Queen Victoria Market renewal to spark $1b development

Queen Victoria Market renewal to spark $1b development

19 April 2019

A mixed-use development worth nearly $1 billion can now move ahead after the Melbourne City Council unanimously passed the latest plans to rejuvenate the popular but ageing Queen Victoria Market on the northern edge of the CBD, reports the AFR.

The proposal was approved after the council abandoned plans to dig beneath four of the market’s heritage sheds to create three levels of underground car parking and a service area for traders, which were previously scuppered by Heritage Victoria.

The proposal will also see the existing outdoor asphalt car park transformed into Melbourne’s biggest public square—a 1.5-hectare civic space to be called Market Square, says The Age.

The new space will be used as a venue for community festivals, farmers’ markets and other events and provide a place where people could eat.

The revitalisation plan means the state government will hand over an 11,800-square-metre parcel of surplus land near the market to the Town Hall.
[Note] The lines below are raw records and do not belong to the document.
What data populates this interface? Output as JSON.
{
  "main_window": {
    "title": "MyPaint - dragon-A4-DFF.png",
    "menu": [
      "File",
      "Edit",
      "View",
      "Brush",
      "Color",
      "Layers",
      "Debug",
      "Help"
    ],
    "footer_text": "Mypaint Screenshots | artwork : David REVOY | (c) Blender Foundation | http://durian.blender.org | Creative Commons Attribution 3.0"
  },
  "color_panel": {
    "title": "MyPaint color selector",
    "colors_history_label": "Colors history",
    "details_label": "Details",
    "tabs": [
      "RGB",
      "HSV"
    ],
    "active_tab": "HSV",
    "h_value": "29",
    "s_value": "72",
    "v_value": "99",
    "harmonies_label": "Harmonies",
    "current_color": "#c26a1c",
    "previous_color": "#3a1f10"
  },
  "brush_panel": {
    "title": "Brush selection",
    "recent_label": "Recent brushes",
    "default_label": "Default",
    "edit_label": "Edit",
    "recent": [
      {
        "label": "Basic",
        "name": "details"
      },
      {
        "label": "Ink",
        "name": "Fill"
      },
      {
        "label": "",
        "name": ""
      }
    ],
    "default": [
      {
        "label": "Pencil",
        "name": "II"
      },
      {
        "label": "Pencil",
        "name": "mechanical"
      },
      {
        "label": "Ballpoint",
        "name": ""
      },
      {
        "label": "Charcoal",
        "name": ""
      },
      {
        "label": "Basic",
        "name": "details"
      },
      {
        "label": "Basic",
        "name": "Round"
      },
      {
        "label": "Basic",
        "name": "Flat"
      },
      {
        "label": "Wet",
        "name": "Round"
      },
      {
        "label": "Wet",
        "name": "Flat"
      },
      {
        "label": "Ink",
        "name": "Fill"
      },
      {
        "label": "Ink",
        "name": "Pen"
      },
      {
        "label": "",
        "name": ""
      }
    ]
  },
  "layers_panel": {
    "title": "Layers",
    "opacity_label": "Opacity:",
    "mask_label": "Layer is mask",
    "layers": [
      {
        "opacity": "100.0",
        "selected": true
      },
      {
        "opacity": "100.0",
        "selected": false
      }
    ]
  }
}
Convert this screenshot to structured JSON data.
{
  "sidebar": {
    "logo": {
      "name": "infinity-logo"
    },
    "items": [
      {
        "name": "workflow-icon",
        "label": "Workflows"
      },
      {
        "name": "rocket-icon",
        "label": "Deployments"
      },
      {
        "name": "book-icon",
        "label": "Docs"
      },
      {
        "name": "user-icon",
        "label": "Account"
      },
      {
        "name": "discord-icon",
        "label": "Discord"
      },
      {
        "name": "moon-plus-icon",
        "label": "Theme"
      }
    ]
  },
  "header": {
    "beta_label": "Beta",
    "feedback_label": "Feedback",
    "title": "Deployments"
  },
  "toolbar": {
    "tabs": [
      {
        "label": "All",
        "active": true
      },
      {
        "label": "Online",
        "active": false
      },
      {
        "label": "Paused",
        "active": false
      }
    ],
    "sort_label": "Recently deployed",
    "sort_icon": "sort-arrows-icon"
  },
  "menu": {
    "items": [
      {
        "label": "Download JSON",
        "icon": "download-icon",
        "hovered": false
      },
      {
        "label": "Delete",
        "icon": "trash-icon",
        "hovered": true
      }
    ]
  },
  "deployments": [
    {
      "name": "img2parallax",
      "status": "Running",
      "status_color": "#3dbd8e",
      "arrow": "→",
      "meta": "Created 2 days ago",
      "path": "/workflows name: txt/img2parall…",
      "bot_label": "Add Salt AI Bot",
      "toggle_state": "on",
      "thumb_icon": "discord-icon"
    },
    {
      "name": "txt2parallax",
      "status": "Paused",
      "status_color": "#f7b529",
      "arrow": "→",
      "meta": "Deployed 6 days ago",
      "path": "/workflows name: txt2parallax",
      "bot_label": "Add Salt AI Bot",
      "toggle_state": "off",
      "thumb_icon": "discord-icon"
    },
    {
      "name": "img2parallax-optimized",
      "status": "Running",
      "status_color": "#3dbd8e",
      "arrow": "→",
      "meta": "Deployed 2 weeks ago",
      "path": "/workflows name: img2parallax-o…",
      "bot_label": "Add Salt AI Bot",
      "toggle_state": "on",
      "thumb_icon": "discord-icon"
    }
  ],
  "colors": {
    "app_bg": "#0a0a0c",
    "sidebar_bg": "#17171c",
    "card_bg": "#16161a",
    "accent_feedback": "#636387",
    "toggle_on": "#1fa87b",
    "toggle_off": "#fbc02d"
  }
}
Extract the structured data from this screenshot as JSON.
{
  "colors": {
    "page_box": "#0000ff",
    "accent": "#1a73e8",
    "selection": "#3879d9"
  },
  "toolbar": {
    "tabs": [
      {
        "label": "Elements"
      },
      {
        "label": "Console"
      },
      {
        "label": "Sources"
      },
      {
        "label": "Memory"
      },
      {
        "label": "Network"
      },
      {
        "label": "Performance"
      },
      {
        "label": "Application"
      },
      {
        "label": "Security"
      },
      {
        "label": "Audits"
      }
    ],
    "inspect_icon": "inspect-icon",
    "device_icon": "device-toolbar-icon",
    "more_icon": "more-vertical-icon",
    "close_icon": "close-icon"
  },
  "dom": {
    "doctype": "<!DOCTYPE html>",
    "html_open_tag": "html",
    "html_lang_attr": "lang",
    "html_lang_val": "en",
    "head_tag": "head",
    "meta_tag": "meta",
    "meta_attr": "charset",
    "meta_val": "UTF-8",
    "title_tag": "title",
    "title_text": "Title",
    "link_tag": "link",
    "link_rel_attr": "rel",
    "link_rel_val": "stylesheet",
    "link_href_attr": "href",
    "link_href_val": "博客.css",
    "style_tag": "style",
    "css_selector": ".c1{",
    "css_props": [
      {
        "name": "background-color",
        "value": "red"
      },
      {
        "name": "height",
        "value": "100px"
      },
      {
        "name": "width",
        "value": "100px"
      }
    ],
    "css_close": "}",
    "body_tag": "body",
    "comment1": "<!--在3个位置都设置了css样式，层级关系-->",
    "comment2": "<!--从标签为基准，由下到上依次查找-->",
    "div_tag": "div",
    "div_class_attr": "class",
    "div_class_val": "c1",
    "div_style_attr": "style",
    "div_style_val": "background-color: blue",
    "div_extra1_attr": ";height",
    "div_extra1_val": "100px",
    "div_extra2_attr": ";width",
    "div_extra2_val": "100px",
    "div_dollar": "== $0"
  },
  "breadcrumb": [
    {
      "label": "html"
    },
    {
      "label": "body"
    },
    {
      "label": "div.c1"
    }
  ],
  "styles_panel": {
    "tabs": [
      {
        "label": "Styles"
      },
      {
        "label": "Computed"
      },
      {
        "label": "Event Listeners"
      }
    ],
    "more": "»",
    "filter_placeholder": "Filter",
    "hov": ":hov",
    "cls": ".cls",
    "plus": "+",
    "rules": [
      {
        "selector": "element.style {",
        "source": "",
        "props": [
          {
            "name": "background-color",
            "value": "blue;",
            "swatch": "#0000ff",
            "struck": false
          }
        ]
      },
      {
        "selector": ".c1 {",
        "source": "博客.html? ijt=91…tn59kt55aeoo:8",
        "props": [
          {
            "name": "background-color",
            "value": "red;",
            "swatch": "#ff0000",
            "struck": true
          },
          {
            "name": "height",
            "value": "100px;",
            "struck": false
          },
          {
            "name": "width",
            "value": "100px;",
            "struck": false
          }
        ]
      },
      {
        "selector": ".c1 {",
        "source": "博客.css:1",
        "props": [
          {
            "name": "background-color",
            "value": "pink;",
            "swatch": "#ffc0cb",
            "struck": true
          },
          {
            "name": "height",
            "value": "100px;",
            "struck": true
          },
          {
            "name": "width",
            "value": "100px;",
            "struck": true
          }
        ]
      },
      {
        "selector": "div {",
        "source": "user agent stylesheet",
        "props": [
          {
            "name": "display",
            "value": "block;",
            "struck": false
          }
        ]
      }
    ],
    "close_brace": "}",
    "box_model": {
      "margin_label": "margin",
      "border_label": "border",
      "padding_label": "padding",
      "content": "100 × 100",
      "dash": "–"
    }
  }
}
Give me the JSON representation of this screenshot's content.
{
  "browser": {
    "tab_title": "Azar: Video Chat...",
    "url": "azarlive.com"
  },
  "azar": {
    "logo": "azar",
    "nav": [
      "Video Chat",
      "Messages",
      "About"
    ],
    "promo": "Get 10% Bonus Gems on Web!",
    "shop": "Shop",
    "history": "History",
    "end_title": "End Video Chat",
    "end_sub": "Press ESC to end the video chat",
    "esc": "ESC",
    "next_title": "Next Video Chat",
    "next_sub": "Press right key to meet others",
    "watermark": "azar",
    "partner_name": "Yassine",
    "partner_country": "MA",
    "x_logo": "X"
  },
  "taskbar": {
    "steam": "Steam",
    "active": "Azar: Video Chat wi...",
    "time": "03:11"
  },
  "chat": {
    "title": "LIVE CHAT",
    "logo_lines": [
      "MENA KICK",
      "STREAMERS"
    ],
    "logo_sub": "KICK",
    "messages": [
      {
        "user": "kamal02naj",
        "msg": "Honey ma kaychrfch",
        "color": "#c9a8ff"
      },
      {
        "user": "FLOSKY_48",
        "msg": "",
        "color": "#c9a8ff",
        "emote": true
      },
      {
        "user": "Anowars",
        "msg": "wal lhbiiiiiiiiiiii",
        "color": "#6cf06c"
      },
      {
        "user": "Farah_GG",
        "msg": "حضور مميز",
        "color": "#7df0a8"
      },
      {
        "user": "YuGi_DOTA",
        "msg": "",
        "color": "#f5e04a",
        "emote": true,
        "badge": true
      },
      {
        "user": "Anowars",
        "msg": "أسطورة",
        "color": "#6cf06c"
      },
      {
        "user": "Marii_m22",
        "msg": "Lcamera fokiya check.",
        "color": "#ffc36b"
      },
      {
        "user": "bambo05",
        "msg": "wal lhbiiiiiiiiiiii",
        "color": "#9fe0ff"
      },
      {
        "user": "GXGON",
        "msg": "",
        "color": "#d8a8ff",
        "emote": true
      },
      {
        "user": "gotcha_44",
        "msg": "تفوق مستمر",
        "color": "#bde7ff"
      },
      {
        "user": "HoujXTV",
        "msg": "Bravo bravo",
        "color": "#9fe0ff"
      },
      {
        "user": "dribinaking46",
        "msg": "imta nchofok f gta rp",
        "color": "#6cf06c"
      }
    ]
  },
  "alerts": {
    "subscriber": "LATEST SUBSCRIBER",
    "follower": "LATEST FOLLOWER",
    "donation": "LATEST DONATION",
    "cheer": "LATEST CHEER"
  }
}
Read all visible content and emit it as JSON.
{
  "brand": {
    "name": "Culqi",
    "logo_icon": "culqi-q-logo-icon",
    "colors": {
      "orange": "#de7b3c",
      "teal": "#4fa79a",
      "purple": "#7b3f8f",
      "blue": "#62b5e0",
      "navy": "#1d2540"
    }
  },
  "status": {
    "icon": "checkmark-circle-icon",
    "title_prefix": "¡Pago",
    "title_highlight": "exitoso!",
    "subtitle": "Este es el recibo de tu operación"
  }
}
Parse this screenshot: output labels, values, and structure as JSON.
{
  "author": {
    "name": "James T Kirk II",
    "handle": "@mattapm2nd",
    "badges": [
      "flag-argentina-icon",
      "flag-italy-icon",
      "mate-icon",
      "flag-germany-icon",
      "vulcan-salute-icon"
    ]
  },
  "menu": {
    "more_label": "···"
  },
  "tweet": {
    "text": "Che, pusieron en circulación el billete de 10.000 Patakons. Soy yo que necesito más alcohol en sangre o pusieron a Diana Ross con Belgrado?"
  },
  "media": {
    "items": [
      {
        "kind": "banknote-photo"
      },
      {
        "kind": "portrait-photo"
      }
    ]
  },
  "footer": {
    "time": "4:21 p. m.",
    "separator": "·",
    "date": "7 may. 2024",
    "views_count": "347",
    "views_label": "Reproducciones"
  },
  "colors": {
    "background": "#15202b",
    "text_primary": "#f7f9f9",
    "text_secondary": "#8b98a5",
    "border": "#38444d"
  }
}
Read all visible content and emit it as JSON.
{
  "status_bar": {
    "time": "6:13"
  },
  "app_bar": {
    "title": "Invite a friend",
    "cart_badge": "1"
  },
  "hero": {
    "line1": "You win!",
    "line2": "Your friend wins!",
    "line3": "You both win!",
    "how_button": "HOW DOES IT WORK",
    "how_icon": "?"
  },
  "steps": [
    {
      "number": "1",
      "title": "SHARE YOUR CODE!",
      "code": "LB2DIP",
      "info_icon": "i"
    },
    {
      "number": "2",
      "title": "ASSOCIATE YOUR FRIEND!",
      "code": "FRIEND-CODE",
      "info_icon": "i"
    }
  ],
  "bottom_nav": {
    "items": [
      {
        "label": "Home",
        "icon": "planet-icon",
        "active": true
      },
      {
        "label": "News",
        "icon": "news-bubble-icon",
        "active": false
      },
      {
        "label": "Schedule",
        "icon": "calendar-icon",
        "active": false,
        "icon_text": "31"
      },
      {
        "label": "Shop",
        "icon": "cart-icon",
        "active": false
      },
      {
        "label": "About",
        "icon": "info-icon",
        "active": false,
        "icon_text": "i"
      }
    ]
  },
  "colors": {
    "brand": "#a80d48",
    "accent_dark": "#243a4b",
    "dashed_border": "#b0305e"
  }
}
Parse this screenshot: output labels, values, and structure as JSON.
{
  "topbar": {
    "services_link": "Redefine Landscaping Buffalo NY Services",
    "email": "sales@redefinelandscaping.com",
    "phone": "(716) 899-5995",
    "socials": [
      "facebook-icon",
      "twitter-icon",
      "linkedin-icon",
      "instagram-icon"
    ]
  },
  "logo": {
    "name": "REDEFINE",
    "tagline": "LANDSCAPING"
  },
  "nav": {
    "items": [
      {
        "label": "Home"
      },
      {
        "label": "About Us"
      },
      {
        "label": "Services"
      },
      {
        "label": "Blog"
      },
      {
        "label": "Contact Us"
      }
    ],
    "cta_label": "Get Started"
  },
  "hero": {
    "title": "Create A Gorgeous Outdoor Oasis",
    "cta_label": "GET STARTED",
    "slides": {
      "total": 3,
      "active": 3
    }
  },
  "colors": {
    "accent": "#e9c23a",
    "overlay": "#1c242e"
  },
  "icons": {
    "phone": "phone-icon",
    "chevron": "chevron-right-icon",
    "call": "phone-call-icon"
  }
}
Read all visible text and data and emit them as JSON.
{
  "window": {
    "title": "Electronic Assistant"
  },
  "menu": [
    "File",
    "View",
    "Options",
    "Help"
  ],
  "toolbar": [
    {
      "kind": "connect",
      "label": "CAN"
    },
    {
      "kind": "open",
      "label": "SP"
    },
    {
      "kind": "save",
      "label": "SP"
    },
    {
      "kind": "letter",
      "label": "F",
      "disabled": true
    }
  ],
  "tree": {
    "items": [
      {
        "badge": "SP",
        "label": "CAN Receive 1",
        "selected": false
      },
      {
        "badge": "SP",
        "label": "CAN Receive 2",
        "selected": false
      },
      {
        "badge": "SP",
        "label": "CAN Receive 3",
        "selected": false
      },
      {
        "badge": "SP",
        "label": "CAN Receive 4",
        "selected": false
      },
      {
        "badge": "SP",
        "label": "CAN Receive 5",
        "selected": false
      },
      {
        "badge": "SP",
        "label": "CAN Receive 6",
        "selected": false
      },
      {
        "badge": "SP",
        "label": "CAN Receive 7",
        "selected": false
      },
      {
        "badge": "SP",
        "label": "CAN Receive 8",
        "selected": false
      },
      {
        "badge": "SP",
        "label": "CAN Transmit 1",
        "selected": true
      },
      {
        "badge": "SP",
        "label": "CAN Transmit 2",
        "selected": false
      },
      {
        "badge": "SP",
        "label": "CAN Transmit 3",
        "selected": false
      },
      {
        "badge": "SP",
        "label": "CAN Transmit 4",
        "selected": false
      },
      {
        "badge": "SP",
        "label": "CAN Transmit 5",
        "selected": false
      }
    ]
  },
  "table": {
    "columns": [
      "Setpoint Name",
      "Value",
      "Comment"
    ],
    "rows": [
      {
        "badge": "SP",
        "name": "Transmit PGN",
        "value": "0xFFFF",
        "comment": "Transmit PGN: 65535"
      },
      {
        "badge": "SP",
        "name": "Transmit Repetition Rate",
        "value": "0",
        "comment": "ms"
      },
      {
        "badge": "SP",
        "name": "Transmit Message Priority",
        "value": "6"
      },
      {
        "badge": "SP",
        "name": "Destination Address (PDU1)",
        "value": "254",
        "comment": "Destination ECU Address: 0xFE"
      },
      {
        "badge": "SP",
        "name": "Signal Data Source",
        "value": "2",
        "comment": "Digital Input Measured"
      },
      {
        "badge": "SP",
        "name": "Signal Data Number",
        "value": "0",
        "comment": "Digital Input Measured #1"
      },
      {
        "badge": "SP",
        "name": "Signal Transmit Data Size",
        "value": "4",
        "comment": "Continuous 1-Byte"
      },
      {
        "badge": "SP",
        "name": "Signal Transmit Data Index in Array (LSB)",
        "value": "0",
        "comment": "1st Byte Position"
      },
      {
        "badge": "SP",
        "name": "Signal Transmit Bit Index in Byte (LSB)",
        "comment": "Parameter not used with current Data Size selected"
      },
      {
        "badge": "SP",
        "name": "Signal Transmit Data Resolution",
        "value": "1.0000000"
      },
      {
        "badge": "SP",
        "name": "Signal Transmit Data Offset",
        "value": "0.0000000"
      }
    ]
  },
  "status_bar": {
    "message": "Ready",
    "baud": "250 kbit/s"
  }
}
In return, Melbourne Council will be allowed to sell public land at the southern end of the market on Franklin Street, providing a large part of the revenue needed for the $287 million restoration plan.

Proceeds from a sale of that surplus land are conservatively valued at $95 million.

Likely to be sold in three parcels, the land could potentially host a series of towers, as high as 165 metres.

The new development could be home to as many as 1,200 apartments, along with 700 parking bays, retail space of 8,000 square metres and 16,000 square metres for a hotel, educational use or office space.

The council has been down this path already, taking over another block next to the market, the so-called Munro site, where a $450 million apartment and hotel project is under way with private developer PDG Corporation.

Andrew McDougall from SGS Economics and Planning said the infrastructure option would generate significant benefits for Victorians.

“Our 30-year projections show the renewal designs stack up financially and provide significant economic and social benefits,” Mr McDougall said.

According to SGS Economics and Planning, every dollar spent would generate $7 dollars in overall economic benefits.